Correct axial alignment is another area of concern. If the axis of the torque transducer is not concentric with respect to the sample’s axis of rotation, the displayed test result may be skewed.

Although a handheld torque gage is an economical and simple way to address many applications, test stands can be quite helpful in producing more accurate and consistent results. They help to fixture the torque gage and sample, ensuring axial alignment and consistent test speed. With these variables out of the picture, test results can be compared on an apples-to-apples basis for greater consistency.

Manually operated and motorized test stands are available. Some motorized test stands can be controlled by a PC to perform complex test sequences, such as cycling and automatic data output to a PC or other collector. Test stands can help to streamline processes, increasing throughput and efficiency. Application-specific grips and fixtures are available, although in many cases custom-designed fixtures are fabricated to address unique sample shapes.

Typical Applications

Virtually every industry has numerous applications for torque measurement. In the medical device industry typical applications include catheter torque testing, fastener torque testing and connector torque testing. Common applications in the automotive industry include dashboard knob torque testing, bolt torque testing and key ignition torque testing. The packaging industry also is quite rife with torque testing applications, including bottle cap torque testing for medicine, shampoo, motor oil and beverage.

Virtually every industry has applications for torque measurement. Source: Mark-10 Corp.

Interpreting the Results

Of principal interest in most applications is the peak torque, or maximum observed torque, during the test. This value often determines whether a part is considered acceptable. Using the example of a soda bottle cap, an acceptable opening torque range may be between 15 and 20 pound-inches. A sample falling outside this range would be considered a reject, while a sample falling within the range would be considered acceptable.

Some other applications require more than just the peak. Certain tests call for the torque profile to be recorded and used to further analyze the behavior of the sample. Using the example of the bottle cap once more, analyzing the torque profile may highlight problem areas in the thread or other aspects of the cap. Materials testing of metals and plastics also often requires such testing, as well as the testing of components such as latches, bearings, connectors and springs.

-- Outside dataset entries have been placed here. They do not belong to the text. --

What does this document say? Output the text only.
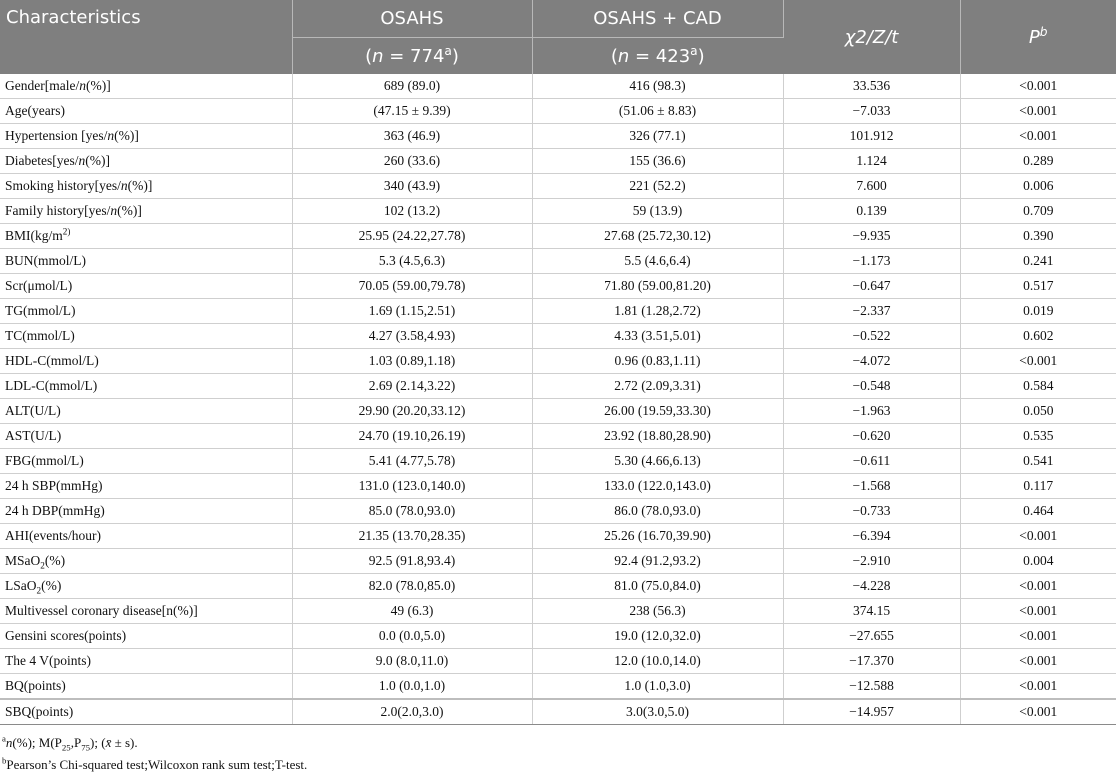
Characteristics	OSAHS	OSAHS + CAD	χ2/Z/t	$P^b$
	$(n = 774^a)$	$(n = 423^a)$		
Gender[male/n(%)]	689 (89.0)	416 (98.3)	33.536	<0.001
Age(years)	(47.15 ± 9.39)	(51.06 ± 8.83)	−7.033	<0.001
Hypertension [yes/n(%)]	363 (46.9)	326 (77.1)	101.912	<0.001
Diabetes[yes/n(%)]	260 (33.6)	155 (36.6)	1.124	0.289
Smoking history[yes/n(%)]	340 (43.9)	221 (52.2)	7.600	0.006
Family history[yes/n(%)]	102 (13.2)	59 (13.9)	0.139	0.709
$BMI(kg/m^{2)}$	25.95 (24.22,27.78)	27.68 (25.72,30.12)	−9.935	0.390
BUN(mmol/L)	5.3 (4.5,6.3)	5.5 (4.6,6.4)	−1.173	0.241
Scr(μmol/L)	70.05 (59.00,79.78)	71.80 (59.00,81.20)	−0.647	0.517
TG(mmol/L)	1.69 (1.15,2.51)	1.81 (1.28,2.72)	−2.337	0.019
TC(mmol/L)	4.27 (3.58,4.93)	4.33 (3.51,5.01)	−0.522	0.602
HDL-C(mmol/L)	1.03 (0.89,1.18)	0.96 (0.83,1.11)	−4.072	<0.001
LDL-C(mmol/L)	2.69 (2.14,3.22)	2.72 (2.09,3.31)	−0.548	0.584
ALT(U/L)	29.90 (20.20,33.12)	26.00 (19.59,33.30)	−1.963	0.050
AST(U/L)	24.70 (19.10,26.19)	23.92 (18.80,28.90)	−0.620	0.535
FBG(mmol/L)	5.41 (4.77,5.78)	5.30 (4.66,6.13)	−0.611	0.541
24 h SBP(mmHg)	131.0 (123.0,140.0)	133.0 (122.0,143.0)	−1.568	0.117
24 h DBP(mmHg)	85.0 (78.0,93.0)	86.0 (78.0,93.0)	−0.733	0.464
AHI(events/hour)	21.35 (13.70,28.35)	25.26 (16.70,39.90)	−6.394	<0.001
MSaO$_2$(%)	92.5 (91.8,93.4)	92.4 (91.2,93.2)	−2.910	0.004
LSaO$_2$(%)	82.0 (78.0,85.0)	81.0 (75.0,84.0)	−4.228	<0.001
Multivessel coronary disease[n(%)]	49 (6.3)	238 (56.3)	374.15	<0.001
Gensini scores(points)	0.0 (0.0,5.0)	19.0 (12.0,32.0)	−27.655	<0.001
The 4 V(points)	9.0 (8.0,11.0)	12.0 (10.0,14.0)	−17.370	<0.001
BQ(points)	1.0 (0.0,1.0)	1.0 (1.0,3.0)	−12.588	<0.001
SBQ(points)	2.0(2.0,3.0)	3.0(3.0,5.0)	−14.957	<0.001
$^a$n(%); $M(P_{25},P_{75})$; (x̄ ± s).
$^b$Pearson’s Chi-squared test;Wilcoxon rank sum test;T-test.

Rotational travel measurement is a common additional requirement to torque measurement. It serves as a useful threshold to stop a test, establishing a criterion with which a specification can be developed. For example, an automotive parts manufacturer may specify a torsion spring with rated torque of 10 pound-inches at 180 degrees of rotation. Some test stands are available with integrated angle indication, and software is available to tabulate and graph torque vs. time or torque vs. angle.

Torque testing is an important step in achieving consistent product performance objectives and customer satisfaction. Given today’s highly competitive manufacturing industry and a challenging economic climate, it is important for manufacturers to take torque measurement seriously.